IC designers are a lucky bunch. Through many years of semiconductor process evolution, the impact of manufacturing limitations and variations on layout could be encapsulated in relatively simple design rules. Design-rule checking enforced these manufacturing constraints by comparing a characteristic measurement to a threshold value. Layout patterns would either pass or fail these checks, and failures would be fixed to ensure a DRC-clean manufacturing sign-off. It was a fairly reliable process.

Those were the days.

Along came nanometer process technology, in which increasing rates of silicon failure and longer yield ramps initiated a sea change in how designers deal with process constraints. Designers now find they can no longer adequately describe the effects of process limitations and variations using design rules alone. Most urgently, compliance with design rules no longer always guarantees acceptable yields.

Why?

Simple design-rule checks alone can no longer account for the variety and complexity of situations that occur in nanometer processes. For example, unexpected catastrophic layout failures can arise from layout ‘shorts’ and ‘opens’ due to random defects. Further, lithography limitations can cause bridging and pinching.
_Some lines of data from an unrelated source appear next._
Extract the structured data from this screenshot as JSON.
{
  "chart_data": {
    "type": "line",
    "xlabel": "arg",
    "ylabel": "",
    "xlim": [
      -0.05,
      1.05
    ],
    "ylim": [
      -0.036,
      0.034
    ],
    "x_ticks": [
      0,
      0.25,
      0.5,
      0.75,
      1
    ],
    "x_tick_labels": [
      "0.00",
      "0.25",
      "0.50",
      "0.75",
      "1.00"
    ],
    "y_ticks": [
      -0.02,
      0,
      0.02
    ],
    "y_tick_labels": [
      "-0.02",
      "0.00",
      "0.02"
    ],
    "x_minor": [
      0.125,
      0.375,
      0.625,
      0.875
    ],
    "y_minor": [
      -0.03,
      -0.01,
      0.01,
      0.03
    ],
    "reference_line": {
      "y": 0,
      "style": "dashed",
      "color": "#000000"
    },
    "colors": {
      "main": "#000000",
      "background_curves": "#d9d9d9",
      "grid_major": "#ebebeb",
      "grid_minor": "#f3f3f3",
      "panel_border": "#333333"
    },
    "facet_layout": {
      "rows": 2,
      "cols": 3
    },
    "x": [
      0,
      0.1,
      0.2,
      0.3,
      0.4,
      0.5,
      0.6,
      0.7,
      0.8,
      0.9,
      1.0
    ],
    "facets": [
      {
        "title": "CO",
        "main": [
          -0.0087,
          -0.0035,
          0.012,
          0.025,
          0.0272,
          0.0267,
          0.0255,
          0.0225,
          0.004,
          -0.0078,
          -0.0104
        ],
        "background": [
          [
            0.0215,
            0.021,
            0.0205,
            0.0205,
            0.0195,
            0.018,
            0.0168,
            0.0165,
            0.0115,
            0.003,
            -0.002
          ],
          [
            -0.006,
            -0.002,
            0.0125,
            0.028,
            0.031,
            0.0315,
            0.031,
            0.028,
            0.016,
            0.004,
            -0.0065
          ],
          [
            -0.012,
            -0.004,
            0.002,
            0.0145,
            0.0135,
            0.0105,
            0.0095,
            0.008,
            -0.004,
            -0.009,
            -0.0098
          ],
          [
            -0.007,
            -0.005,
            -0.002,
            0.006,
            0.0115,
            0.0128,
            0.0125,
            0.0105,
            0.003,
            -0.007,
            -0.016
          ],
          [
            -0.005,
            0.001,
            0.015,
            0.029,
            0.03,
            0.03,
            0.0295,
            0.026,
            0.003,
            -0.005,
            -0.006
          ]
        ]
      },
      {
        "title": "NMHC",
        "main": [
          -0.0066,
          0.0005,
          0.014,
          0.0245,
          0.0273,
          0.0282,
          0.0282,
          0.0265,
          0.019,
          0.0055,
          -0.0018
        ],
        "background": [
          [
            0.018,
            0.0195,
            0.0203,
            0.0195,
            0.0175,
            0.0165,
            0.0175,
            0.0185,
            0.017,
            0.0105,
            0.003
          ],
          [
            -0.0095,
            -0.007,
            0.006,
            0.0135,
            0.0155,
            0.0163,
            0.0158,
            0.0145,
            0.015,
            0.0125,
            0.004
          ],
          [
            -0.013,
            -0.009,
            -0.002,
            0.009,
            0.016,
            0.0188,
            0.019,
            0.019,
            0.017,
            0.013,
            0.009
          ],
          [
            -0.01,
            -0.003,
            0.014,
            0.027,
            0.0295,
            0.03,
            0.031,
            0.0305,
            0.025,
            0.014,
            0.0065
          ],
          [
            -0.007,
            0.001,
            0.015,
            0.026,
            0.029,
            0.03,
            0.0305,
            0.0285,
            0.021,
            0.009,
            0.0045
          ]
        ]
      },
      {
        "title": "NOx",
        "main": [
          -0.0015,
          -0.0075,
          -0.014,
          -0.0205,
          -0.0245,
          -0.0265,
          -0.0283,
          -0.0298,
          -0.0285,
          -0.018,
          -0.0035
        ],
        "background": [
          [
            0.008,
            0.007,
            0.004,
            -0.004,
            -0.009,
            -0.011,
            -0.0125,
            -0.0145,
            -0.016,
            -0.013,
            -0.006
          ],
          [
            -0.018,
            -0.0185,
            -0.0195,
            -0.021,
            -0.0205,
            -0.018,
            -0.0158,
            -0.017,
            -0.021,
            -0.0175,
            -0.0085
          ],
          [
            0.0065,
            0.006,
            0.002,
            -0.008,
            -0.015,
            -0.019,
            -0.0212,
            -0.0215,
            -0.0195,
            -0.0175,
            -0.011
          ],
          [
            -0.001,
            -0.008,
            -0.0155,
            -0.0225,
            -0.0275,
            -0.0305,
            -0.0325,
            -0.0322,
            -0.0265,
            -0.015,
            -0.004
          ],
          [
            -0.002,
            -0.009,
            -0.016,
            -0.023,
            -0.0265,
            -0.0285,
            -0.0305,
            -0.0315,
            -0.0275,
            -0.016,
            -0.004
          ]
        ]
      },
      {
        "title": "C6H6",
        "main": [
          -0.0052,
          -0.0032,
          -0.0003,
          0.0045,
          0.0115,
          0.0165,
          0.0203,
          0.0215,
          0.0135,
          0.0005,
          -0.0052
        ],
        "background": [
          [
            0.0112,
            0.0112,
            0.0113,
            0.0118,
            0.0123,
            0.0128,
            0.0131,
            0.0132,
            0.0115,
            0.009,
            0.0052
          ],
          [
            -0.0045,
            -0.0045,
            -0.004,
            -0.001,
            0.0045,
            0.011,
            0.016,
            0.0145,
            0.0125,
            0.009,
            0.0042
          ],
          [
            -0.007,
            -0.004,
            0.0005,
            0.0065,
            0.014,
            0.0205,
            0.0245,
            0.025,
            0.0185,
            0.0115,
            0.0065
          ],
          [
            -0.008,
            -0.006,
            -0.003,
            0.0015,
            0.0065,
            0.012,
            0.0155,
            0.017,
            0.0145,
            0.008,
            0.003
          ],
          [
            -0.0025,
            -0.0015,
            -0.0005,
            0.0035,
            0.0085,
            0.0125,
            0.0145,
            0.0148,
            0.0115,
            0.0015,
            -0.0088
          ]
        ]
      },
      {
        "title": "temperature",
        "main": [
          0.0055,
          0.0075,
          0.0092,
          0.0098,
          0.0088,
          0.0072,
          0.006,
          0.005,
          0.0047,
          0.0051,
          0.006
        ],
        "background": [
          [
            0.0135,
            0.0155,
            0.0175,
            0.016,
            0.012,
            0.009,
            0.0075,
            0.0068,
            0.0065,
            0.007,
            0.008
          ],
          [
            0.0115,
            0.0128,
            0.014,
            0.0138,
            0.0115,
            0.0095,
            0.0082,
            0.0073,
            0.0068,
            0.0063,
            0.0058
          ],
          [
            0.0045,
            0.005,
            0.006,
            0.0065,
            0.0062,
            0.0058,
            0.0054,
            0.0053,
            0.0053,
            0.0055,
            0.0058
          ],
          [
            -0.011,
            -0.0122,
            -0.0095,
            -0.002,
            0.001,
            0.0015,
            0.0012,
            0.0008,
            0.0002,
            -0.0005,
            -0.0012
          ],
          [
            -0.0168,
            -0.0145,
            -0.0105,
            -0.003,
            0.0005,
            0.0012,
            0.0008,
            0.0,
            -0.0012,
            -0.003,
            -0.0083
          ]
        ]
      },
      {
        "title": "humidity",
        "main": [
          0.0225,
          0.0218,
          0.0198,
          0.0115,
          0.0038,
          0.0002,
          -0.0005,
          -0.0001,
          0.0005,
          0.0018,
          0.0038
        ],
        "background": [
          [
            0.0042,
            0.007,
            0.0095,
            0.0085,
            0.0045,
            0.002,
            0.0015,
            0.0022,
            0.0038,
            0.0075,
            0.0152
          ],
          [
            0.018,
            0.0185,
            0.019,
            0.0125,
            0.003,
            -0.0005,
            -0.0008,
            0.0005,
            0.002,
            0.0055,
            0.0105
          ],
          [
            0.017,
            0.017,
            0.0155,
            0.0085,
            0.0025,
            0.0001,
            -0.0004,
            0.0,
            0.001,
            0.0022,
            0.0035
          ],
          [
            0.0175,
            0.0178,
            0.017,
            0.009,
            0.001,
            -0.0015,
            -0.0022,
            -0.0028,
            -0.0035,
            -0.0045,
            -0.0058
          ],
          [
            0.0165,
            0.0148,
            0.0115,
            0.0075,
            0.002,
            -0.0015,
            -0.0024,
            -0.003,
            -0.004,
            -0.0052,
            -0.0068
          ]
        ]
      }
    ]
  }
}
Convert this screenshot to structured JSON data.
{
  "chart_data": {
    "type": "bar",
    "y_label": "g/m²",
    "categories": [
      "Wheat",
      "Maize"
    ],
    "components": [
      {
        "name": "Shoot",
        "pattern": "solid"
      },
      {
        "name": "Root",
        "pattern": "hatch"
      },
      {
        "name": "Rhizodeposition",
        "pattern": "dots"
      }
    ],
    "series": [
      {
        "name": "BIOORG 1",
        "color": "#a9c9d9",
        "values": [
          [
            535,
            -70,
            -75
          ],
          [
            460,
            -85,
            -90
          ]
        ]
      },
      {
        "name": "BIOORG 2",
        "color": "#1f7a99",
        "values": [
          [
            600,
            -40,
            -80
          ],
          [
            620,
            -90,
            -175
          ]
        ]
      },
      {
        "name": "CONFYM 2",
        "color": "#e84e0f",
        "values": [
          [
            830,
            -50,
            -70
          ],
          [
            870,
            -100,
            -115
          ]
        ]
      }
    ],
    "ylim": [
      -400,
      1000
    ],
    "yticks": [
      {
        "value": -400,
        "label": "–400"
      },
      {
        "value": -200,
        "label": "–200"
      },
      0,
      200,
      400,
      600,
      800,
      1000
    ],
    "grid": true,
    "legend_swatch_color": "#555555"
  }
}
To ensure high yields when using nanometer process technology, designers require new information and new levels of judgment that go beyond design-rule checking to yield analysis. They need new ways to assess the quality of their designs in light of the more complex process constraints and larger process variations they now face. They need new ways to see the impact these constraints and variations have on the quality of their designs. Finally, they need a new kind of work environment that allows them to understand which of these effects is the most important to address during the process of improving design quality.

Today EDA vendors are hard at work extending the range of tools available to designers to address the challenges of nanometer manufacturing signoff.

First, design-rule checking now incorporates statistical yield modeling, rather than just threshold comparison. Layout database characteristics can now be extracted and represented as statistical distributions. Designers gain insight into the range of results in comparison to both compliance thresholds and recommended rule values. Yield models applied to these results prioritize them by providing the designer with a design quality score. Finally, new visualization tools allow a designer to select the highest priority result and work on it in his or her preferred layout environment.

Next, designers can now apply two advanced analytical techniques—critical-area analysis and litho-friendly design checking—during signoff to improve design quality and design robustness.

Critical-area analysis enables the designer to understand a layout’s sensitivity to a range of defect sizes. It also provides an estimate of cumulative particle yield impact by combining layout sensitivity with actual particle size distributions expected during manufacture.

Litho-friendly design checking transforms the complexities of the lithography process into simple DRC-like results that guide designers to weak points in the layout. These weak points represent portions of the layout at risk of bridging or pinching due to variations in the lithography process.

Finally, designers will soon be able to combine the results of all four of these techniques—design-rule checking, statistical yield modeling, critical area analysis and litho-friendly design checking—to arrive at a comprehensive picture of design quality.

Integrated circuit designers are a lucky bunch. While the risks associated with manufacturing sign-off have increased markedly with the onset of nanometer process technology, design rule checking has evolved to yield analysis, enabling designers to meet these new challenges and achieve high quality, production-worthy designs.